HARIANSULSEL.COM, Makassar – Beberapa waktu terakhir, media sosial diramaikan dengan pernyataan yang tidak pantas terhadap Assyekh al-Habib Idrus bin Salim Al-Jufri atau yang lebih dikenal sebagai Guru Tua (15 Maret 1892 – 22 Desember 1969). Pernyataan tersebut diucapkan oleh seseorang yang mengaku “Gus” dan memicu reaksi luas di kalangan masyarakat, khususnya para santri dan alumni Al-Khairaat, serta mereka yang memiliki keterkaitan spiritual dan intelektual dengan ajaran Guru Tua.

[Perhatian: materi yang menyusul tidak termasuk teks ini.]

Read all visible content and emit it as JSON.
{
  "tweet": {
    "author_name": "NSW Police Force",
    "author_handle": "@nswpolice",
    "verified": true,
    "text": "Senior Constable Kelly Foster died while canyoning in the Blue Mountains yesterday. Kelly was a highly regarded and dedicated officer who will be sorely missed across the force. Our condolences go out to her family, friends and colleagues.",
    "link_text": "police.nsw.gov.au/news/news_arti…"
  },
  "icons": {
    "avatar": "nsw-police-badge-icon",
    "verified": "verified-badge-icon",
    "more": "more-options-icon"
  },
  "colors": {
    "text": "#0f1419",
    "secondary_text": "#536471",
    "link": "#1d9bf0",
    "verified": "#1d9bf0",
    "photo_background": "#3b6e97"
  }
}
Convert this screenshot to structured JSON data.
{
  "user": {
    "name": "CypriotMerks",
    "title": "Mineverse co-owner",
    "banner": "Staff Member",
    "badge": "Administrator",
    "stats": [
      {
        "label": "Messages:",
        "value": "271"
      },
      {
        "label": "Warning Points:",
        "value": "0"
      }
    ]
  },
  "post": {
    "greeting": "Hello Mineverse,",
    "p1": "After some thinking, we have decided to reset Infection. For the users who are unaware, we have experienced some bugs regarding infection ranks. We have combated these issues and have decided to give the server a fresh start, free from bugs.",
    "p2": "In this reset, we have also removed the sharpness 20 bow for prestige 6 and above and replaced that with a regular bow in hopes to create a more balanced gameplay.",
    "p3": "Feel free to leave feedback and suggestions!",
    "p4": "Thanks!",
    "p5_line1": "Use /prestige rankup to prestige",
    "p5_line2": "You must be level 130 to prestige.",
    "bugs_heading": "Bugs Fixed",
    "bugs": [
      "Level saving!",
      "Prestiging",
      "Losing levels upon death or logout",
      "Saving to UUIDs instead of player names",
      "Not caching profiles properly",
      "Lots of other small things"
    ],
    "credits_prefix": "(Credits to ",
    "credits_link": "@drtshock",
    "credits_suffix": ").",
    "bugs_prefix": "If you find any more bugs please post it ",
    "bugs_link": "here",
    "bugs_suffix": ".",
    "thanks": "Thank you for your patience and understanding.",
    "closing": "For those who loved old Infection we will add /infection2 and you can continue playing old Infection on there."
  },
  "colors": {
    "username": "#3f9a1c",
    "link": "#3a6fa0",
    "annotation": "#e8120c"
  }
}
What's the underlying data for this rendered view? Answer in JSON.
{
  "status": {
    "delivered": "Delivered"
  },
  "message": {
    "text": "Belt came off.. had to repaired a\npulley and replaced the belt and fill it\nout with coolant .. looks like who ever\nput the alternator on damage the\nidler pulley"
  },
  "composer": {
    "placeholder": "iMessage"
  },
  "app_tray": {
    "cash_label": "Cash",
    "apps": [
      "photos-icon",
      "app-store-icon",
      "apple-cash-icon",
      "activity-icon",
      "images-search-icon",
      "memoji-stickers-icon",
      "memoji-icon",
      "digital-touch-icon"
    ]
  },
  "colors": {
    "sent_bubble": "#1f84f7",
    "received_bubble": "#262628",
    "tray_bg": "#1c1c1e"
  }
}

Ucapan yang beredar di media sosial ini tidak hanya melukai perasaan para murid dan pencinta Guru Tua, tetapi juga bertentangan dengan nilai-nilai keislaman dan kebudayaan Indonesia yang menjunjung tinggi adab, terutama terhadap ulama yang telah berjasa dalam dunia pendidikan. Sebagai seorang Muslim, seyogianya kita menjaga lisan dan menghormati para ulama yang telah berperan besar dalam mencerdaskan bangsa.
Guru Tua adalah sosok yang telah memberikan kontribusi besar dalam pengembangan pendidikan Islam di Indonesia melalui Al-Khairaat, yang didirikannya di Palu, Sulawesi Tengah. Pesantren ini bukan sekadar institusi pendidikan, tetapi juga pusat penyebaran ilmu pengetahuan dan nilai-nilai keislaman yang inklusif dan moderat. Berbagai penelitian telah mengungkap peran besar Al-Khairaat dalam mencetak generasi Muslim yang berilmu, berakhlak, dan berkontribusi bagi bangsa.
Meskipun secara genealogi keilmuan saya bukan lulusan formal Al-Khairaat, saya memiliki banyak sahabat dan senior yang merupakan Abnaul Khairaat (alumni Al-Khairaat). Tidak hanya itu, di Maluku Utara, banyak ulama dan habib yang memiliki hubungan dengan Al-Khairaat, dan dari merekalah kami sering mendengarkan tausiah serta kajian keislaman yang mencerminkan ajaran Guru Tua.
Hubungan spiritual dan keilmuan ini menunjukkan bahwa warisan Guru Tua tidak hanya terbatas pada lembaga Al-Khairaat, tetapi juga meluas ke berbagai wilayah di Indonesia, termasuk Maluku Utara, melalui murid-murid dan jaringan ulama yang terus menyebarkan ilmunya.
Saat melakukan riset dalam penyelesaian studi doktoral tentang Tipologi Manajemen Pesantren di Sulawesi Selatan, saya menemukan berbagai informasi awal mengenai hubungan spiritual antara Guru Tua dan Anregurutta KH Abdurrahman Ambo Dalle, pendiri Darud Da’wah wal Irsyad (DDI). Kedua ulama besar ini memiliki peran strategis dalam membangun jaringan pendidikan Islam di Indonesia.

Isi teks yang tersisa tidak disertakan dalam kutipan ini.